Okulun açılmasına çok az bir zaman kala, benden daha büyük olan amcam oğluna, beni okula yazdırmasını söyledi. Amcam oğluyla, okulun kapısından içeri girdiğimizde, heyecandan kalbimin duracağını zannettim. Sonradan sınıf öğretmenimiz de olacak, okul müdürünün tüm sorularını yanıtlayan amcam oğlunun bir yere imza atmasıyla, okula yazılmış oldum.
Annemle birlikte, alınan krizet adı verilen önlüklüğümü, mahallenin terzisi olan bayana götürüp ölçü verdik. Ciddi, ciddi okullu oluyordum artık.
Derken, beklenen gün gelip çattı. Okula gitmeye hazırlanırken, sorunun ne olduğunu bilemediğim bir erteleme yaşandı. Mahalledeki tüm okullu çocuklar okulun yolunu tutarken, benim önüme her gün otlattğım kuzuları kattılar. Gene göz yaşları içerisinde, kuzularımı, Melekbaba denilen yerdeki otlağa götürdüm.
Gün, ''kaba kuşluk'' denilen zaman dilimine varmıştı ki, Annem, ''bibi'' dediğimiz bir aile büyüğümüzle birlikte yanıma geldiler. Hayatta hiç unutmadığım bir anı yaşattılar bana. Annem yanında bir bohça ile gelmişti. Beni oracıkta bir güzel soydu. Tepeden tırnağa yeni olan ve hepsi benim olacak elbiseyi bana giydirdi. Önlüğün üzerine beyaz yakayı takınca okul kıyafetim tamam olmuştu .Annem, sevgi ve övgüyle beni bağrına basıp, sevdi. Elime ıslatılmış tandır ekmeği ve peyniri tutuşturarak, haydi oğlum, okula dedi ve ekledi ''Hep iyi bir çocuk ol, yolun ve bahtın açık olsun,'' diyerek, bana okulun yolunu tarif etti.

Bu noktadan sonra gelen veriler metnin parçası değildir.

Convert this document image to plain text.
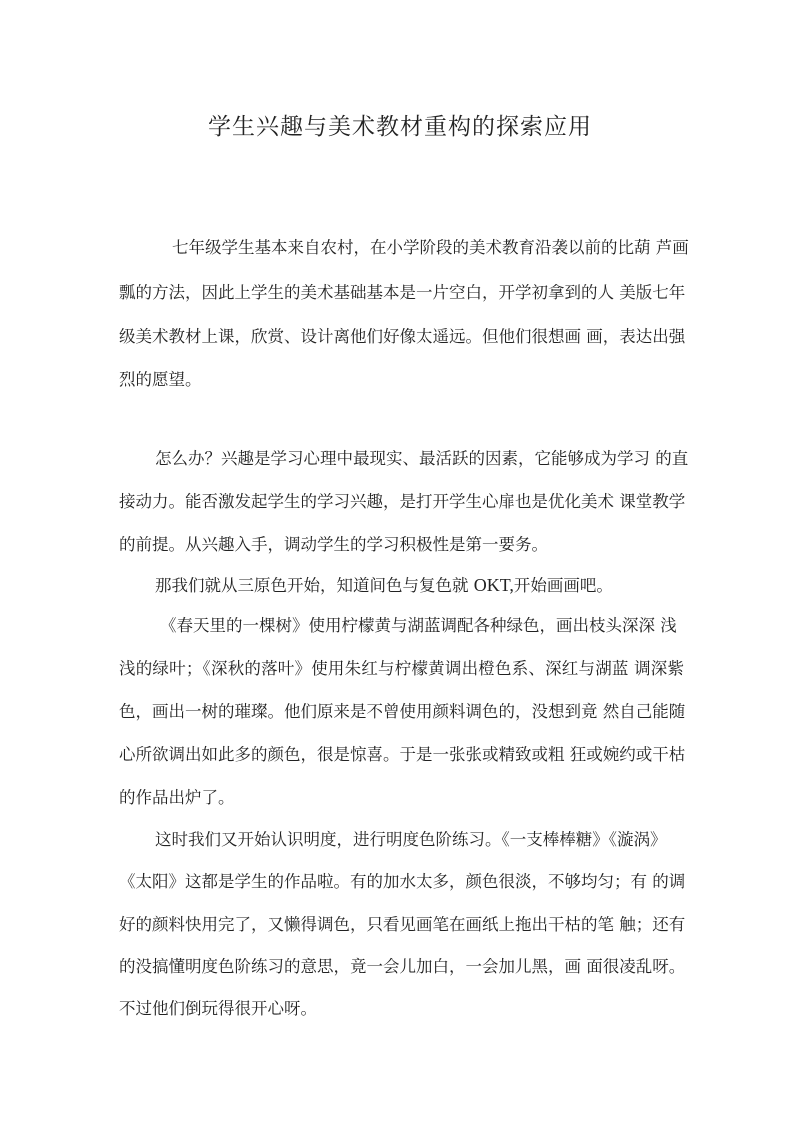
学生兴趣与美术教材重构的探索应用
七年级学生基本来自农村，在小学阶段的美术教育沿袭以前的比葫 芦画
瓢的方法，因此上学生的美术基础基本是一片空白，开学初拿到的人 美版七年
级美术教材上课，欣赏、设计离他们好像太遥远。但他们很想画 画，表达出强
烈的愿望。
怎么办？兴趣是学习心理中最现实、最活跃的因素，它能够成为学习 的直
接动力。能否激发起学生的学习兴趣，是打开学生心扉也是优化美术 课堂教学
的前提。从兴趣入手，调动学生的学习积极性是第一要务。
那我们就从三原色开始，知道间色与复色就 OKT,开始画画吧。
《春天里的一棵树》使用柠檬黄与湖蓝调配各种绿色，画出枝头深深 浅
浅的绿叶；《深秋的落叶》使用朱红与柠檬黄调出橙色系、深红与湖蓝 调深紫
色，画出一树的璀璨。他们原来是不曾使用颜料调色的，没想到竟 然自己能随
心所欲调出如此多的颜色，很是惊喜。于是一张张或精致或粗 狂或婉约或干枯
的作品出炉了。
这时我们又开始认识明度，进行明度色阶练习。《一支棒棒糖》《漩涡》
《太阳》这都是学生的作品啦。有的加水太多，颜色很淡，不够均匀；有 的调
好的颜料快用完了，又懒得调色，只看见画笔在画纸上拖出干枯的笔 触；还有
的没搞懂明度色阶练习的意思，竟一会儿加白，一会加儿黑，画 面很凌乱呀。
不过他们倒玩得很开心呀。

Okulumuz, Çarmuzu'daydı. Çarmuzu, Malatya'nın en büyük mahallesiydi ve şehrin kuzeyinde yer alıyordu. İlyas Mahallesi'nin bittiği ''Horhorik'' denilen yerden başlayan ve ''Issız Yol'' denilen, yolun 300 m. ilerisindeki, semt mezarlığının hemen bitişiğinde sayılırdı. Okul Tabelası' nda, 1948 yılında yapıldığı yazılıydı. Tek katlı, beş sınıflı, bir müdür odası bir öğretmen odası ve bir de okul hademesine ait odadan ibaretti. Okulun oyun bahçesi, sonradan yapılan ilaveyle, bir dönüm kadardı. Kız ve erkeklere ait tuvaletler ve tuvelet duvarına sıralı okul çeşmelerinden ibaretti.
Okulun ismi, Çarmuzu İlkokulu'ydu. Bu okul yapılmadan önce, eğitim ve öğretim, ''İmmi' nin Evi'' denilen bir binadan yapılırmış ve birleşik sınıflar halinde öğrenim görülürmüş. Yeni bina yapılınca, buraya taşınmış. Biz okula başladığımız yıl, ilk defa beş sınıf müstakil hale getirilmişti.
Okulun adı, 1960 İhtilaline kadar, Çarmuzu, sonraları Devrim İlkokulu, Daha sonraki yıllarda, 23 Nisan İlkokulu adını almıştır.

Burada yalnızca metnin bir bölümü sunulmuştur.